LES PROGRÈS BIOTECHNOLOGIQUES
Un risque pour la dignité humaine ?
Les progrès rapides de la science autour de la procréation interrogent la
conscience humaine. Des lois essaient de baliser le terrain. Questions au
professeur Jean-Yves Hayez, pédopsychiatre à l’UCL.
Ne serions-nous pas pris en otage par les progrès de la science?
La science continue à nous faire mieux connaître la réalité et nous permet
de grands
progrès dans la qualité de vie. Des risques existent néanmoins, un
emballement occasionnel est toujours possible. Certains médecins pourraient
réduire les humains qu’ils manipulent à des sources de cellules ou à des masses
tissulaires et oublier cette réalité mystérieuse de la transcendance de la vie
humaine sur la matière. Ils pourraient oublier aussi de bien évaluer la qualité
globale de la vie qu’ils créent ou maintiennent biologiquement et enfin,
oublier d’inclure leurs actes dans un projet de santé publique mondiale :
les prouesses mises au service d’enfants et de familles de pays industrialisés
ont régulièrement des coûts exorbitants, alors que l’on ne trouve pas l’argent
pour répondre aux besoins de santé élémentaires des enfants de la majorité de
la planète. Ne faut-il pas dire «Non», tôt ou tard, à ce vertige coûteux de la
toute-puissance technologique?
Le manque n’est-il pas constitutif de la nature humaine?

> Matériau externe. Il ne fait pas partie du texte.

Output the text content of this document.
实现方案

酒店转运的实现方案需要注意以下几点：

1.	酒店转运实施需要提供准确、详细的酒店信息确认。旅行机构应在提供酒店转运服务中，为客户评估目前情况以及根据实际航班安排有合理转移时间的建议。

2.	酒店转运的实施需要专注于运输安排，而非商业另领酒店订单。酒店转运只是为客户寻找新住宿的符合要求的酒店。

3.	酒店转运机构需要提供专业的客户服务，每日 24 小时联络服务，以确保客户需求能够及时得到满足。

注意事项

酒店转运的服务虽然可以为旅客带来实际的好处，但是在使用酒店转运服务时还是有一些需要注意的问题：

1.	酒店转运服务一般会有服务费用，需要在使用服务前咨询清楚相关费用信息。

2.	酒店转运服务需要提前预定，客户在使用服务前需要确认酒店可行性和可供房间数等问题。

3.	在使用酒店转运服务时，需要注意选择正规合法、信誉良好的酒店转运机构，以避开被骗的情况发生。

Nos sociétés supportent en effet de moins en moins le manque. Nous
cherchons à combler tous nos besoins très vite par des objets immédiats que
nous voyons comme les conditions de notre bonheur. S’il n’y a pas cette
satisfaction ample et rapide, cela est souvent vécu comme une moindre qualité
humaine. Si, par exemple, une grossesse désirée risque de déboucher sur la mort
du bébé, il faut faire l’impossible pour «sauver» celui-ci, même s’il s’agit
d’un très grand prématuré. Par contre – et voici bien un incroyable paradoxe –
si l’on découvre que le fœtus est handicapé, alors sa famille risque de se
sentir entravée dans ses projets ; on pousse à l’avortement. Ne
pouvons-nous donc pas rester confiants dans le sens de nos vies, dans notre
valeur, et redevenir suffisamment heureux en assumant des manques quand c’est
mieux ainsi. Et c’est mieux ainsi lorsque vouloir les combler à tout prix
aggrave la fracture de l’injustice ou met en péril la qualité de l’affectif et
du spirituel dans les relations.
A accepter de moins en moins les limites de notre condition humaine, le
risque est de ne jamais être satisfaits, d’en vouloir toujours plus et encore
plus, d’accepter que ce soient les objets et les marchands qui dominent le
monde, de créer de moins en moins de pensée, d’imagination, d’idées pour dire
ce qu’est la vie.
L’enfant ne serait-il pas en danger d’instrumentalisation?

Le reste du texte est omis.